Sounding like an archaic echo, If, Bwana could be the title of a Bob Hope-Bing Crosby vehicle that never got made. A little investigation reveals it as the oddly worded cover for Al Margolis, who is perhaps better known as a tireless activist in the 1980s American cassette underground and, later, as the co-founder of experimental music label Pogus Productions. Derived from an acronym for It's Funny, But We Are Not Amused, the name sticks out like a cartoon-swollen sore thumb alongside such artists as AMM, Morphogenesis and Pauline Oliveros in the Pogus catalogue, but the music more than holds its own. Essentially comprising Margolis plus occasional contributions from friends, If, Bwana have been active since 1984, making music that has swung between fairly spontaneous studio constructions and more process-oriented composition. His latest release, the double CD I, Angelica, leans more in the former direction. The grinding, textural soundscape, "Guitars By Al," is simply eight tracks of overdubbed guitar sped up, slowed down and processed in different ways. "Goo Pond" is built around a recording made during a walk through the woods near Margolis's new home in the small town of Chester, New York. The darkly abrasive drone of "The Railway Station Fire," meanwhile, recalls the kind of music he used to champion through his cassette label Sound Of Pig Music in the 1980s.

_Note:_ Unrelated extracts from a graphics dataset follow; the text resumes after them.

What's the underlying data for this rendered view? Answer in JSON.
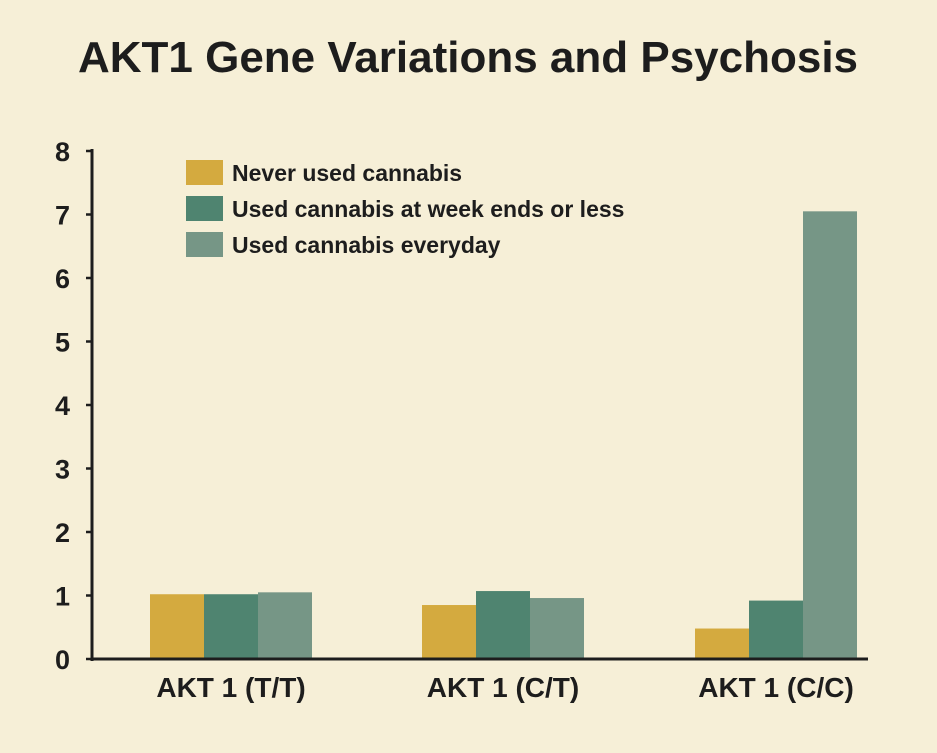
{
  "chart_data": {
    "type": "bar",
    "title": "AKT1 Gene Variations and Psychosis",
    "xlabel": "",
    "ylabel": "",
    "categories": [
      "AKT 1 (T/T)",
      "AKT 1 (C/T)",
      "AKT 1 (C/C)"
    ],
    "series": [
      {
        "name": "Never used cannabis",
        "color": "#d4aa3f",
        "values": [
          1.02,
          0.85,
          0.48
        ]
      },
      {
        "name": "Used cannabis at week ends or less",
        "color": "#4f8470",
        "values": [
          1.02,
          1.07,
          0.92
        ]
      },
      {
        "name": "Used cannabis everyday",
        "color": "#769686",
        "values": [
          1.05,
          0.96,
          7.05
        ]
      }
    ],
    "yticks": [
      "0",
      "1",
      "2",
      "3",
      "4",
      "5",
      "6",
      "7",
      "8"
    ],
    "ylim": [
      0,
      8
    ],
    "grid": false,
    "legend_position": "top-left"
  },
  "colors": {
    "background": "#f6efd7",
    "axis": "#1d1d1d",
    "text": "#1d1d1d"
  }
}
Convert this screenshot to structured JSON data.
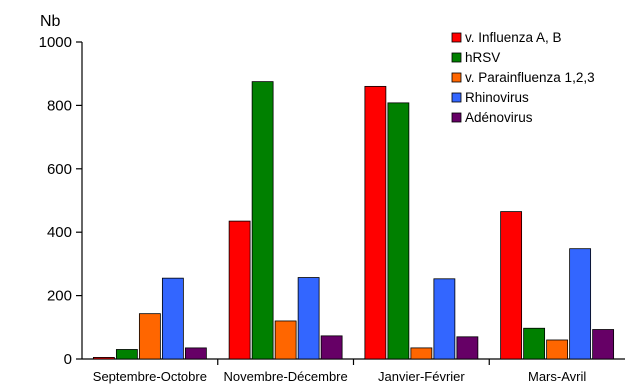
{
  "chart_data": {
    "type": "bar",
    "ylabel": "Nb",
    "xlabel": "",
    "ylim": [
      0,
      1000
    ],
    "yticks": [
      0,
      200,
      400,
      600,
      800,
      1000
    ],
    "grid": false,
    "legend_position": "top-right",
    "categories": [
      "Septembre-Octobre",
      "Novembre-Décembre",
      "Janvier-Février",
      "Mars-Avril"
    ],
    "series": [
      {
        "name": "v. Influenza A, B",
        "color": "#ff0000",
        "values": [
          5,
          435,
          860,
          465
        ]
      },
      {
        "name": "hRSV",
        "color": "#008000",
        "values": [
          30,
          875,
          808,
          97
        ]
      },
      {
        "name": "v. Parainfluenza 1,2,3",
        "color": "#ff6600",
        "values": [
          143,
          120,
          35,
          60
        ]
      },
      {
        "name": "Rhinovirus",
        "color": "#3366ff",
        "values": [
          255,
          257,
          253,
          348
        ]
      },
      {
        "name": "Adénovirus",
        "color": "#660066",
        "values": [
          35,
          73,
          70,
          93
        ]
      }
    ]
  }
}
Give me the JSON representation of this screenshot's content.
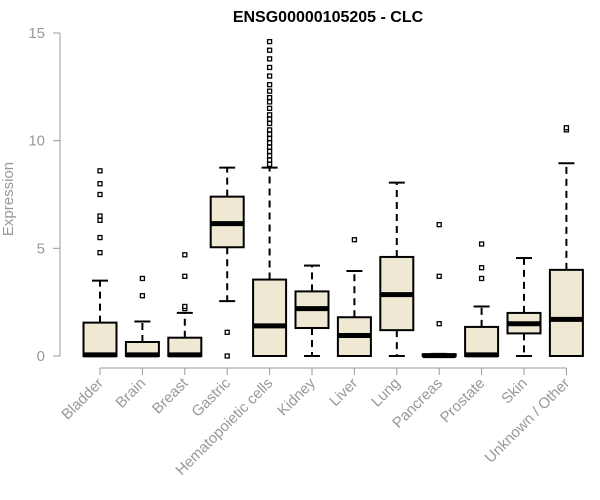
{
  "chart_data": {
    "type": "boxplot",
    "title": "ENSG00000105205 - CLC",
    "xlabel": "",
    "ylabel": "Expression",
    "ylim": [
      0,
      15
    ],
    "yticks": [
      0,
      5,
      10,
      15
    ],
    "box_fill": "#efe8d2",
    "stroke_color": "#000000",
    "axis_color": "#999999",
    "categories": [
      "Bladder",
      "Brain",
      "Breast",
      "Gastric",
      "Hematopoietic cells",
      "Kidney",
      "Liver",
      "Lung",
      "Pancreas",
      "Prostate",
      "Skin",
      "Unknown / Other"
    ],
    "boxes": [
      {
        "label": "Bladder",
        "whisker_low": 0,
        "q1": 0,
        "median": 0.05,
        "q3": 1.55,
        "whisker_high": 3.5,
        "outliers": [
          4.8,
          5.5,
          6.3,
          6.5,
          7.5,
          8.0,
          8.6
        ]
      },
      {
        "label": "Brain",
        "whisker_low": 0,
        "q1": 0,
        "median": 0.05,
        "q3": 0.65,
        "whisker_high": 1.6,
        "outliers": [
          2.8,
          3.6
        ]
      },
      {
        "label": "Breast",
        "whisker_low": 0,
        "q1": 0,
        "median": 0.05,
        "q3": 0.85,
        "whisker_high": 2.0,
        "outliers": [
          2.2,
          2.3,
          3.7,
          4.7
        ]
      },
      {
        "label": "Gastric",
        "whisker_low": 2.55,
        "q1": 5.05,
        "median": 6.15,
        "q3": 7.4,
        "whisker_high": 8.75,
        "outliers": [
          0,
          1.1
        ]
      },
      {
        "label": "Hematopoietic cells",
        "whisker_low": 0,
        "q1": 0,
        "median": 1.4,
        "q3": 3.55,
        "whisker_high": 8.75,
        "outliers": [
          8.9,
          9.1,
          9.3,
          9.5,
          9.7,
          9.9,
          10.1,
          10.3,
          10.5,
          10.8,
          11.0,
          11.2,
          11.5,
          11.8,
          12.0,
          12.3,
          12.6,
          13.0,
          13.4,
          13.8,
          14.2,
          14.6
        ]
      },
      {
        "label": "Kidney",
        "whisker_low": 0,
        "q1": 1.3,
        "median": 2.2,
        "q3": 3.0,
        "whisker_high": 4.2,
        "outliers": []
      },
      {
        "label": "Liver",
        "whisker_low": 0,
        "q1": 0,
        "median": 0.95,
        "q3": 1.8,
        "whisker_high": 3.95,
        "outliers": [
          5.4
        ]
      },
      {
        "label": "Lung",
        "whisker_low": 0,
        "q1": 1.2,
        "median": 2.85,
        "q3": 4.6,
        "whisker_high": 8.05,
        "outliers": []
      },
      {
        "label": "Pancreas",
        "whisker_low": 0,
        "q1": 0,
        "median": 0.02,
        "q3": 0.08,
        "whisker_high": 0.1,
        "outliers": [
          1.5,
          3.7,
          6.1
        ]
      },
      {
        "label": "Prostate",
        "whisker_low": 0,
        "q1": 0,
        "median": 0.05,
        "q3": 1.35,
        "whisker_high": 2.3,
        "outliers": [
          3.6,
          4.1,
          5.2
        ]
      },
      {
        "label": "Skin",
        "whisker_low": 0,
        "q1": 1.05,
        "median": 1.5,
        "q3": 2.0,
        "whisker_high": 4.55,
        "outliers": []
      },
      {
        "label": "Unknown / Other",
        "whisker_low": 0,
        "q1": 0,
        "median": 1.7,
        "q3": 4.0,
        "whisker_high": 8.95,
        "outliers": [
          10.5,
          10.6
        ]
      }
    ]
  }
}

If, Bwana / Al Margolis featured in UK's Wire Magazine :: The Wire 221, Summer 2002 ::
Back then, a high proportion of the world's most adventurous and downright bizarre music was found on tapes circulating around the International Cassette Network, an anarchic web of home-tapers inspired by the post-punk DIY ethos and easy access to now-affordable professional-calibre home studio gear. As proprietor of Sound Of Pig
Music, Margolis released an incredible 301 cassettes between 1984 and 1991. Among the multitude of sound explorers and industrialists in SOP's catalogue were such future celebrities as multi-instrumentalist Amy Denio, French über-eccentric Costes and Japanese noise giant Merzbow. In part thanks to an understanding boss, Margolis ran his New York based label singlehandedly while holding down a day job as a shipping clerk. He recalls, "I had three cassette decks running in the back all the time, dubbing tapes. In one year - it must have been 87 or 88 - I sent out 3300 cassettes. All dubbed by hand."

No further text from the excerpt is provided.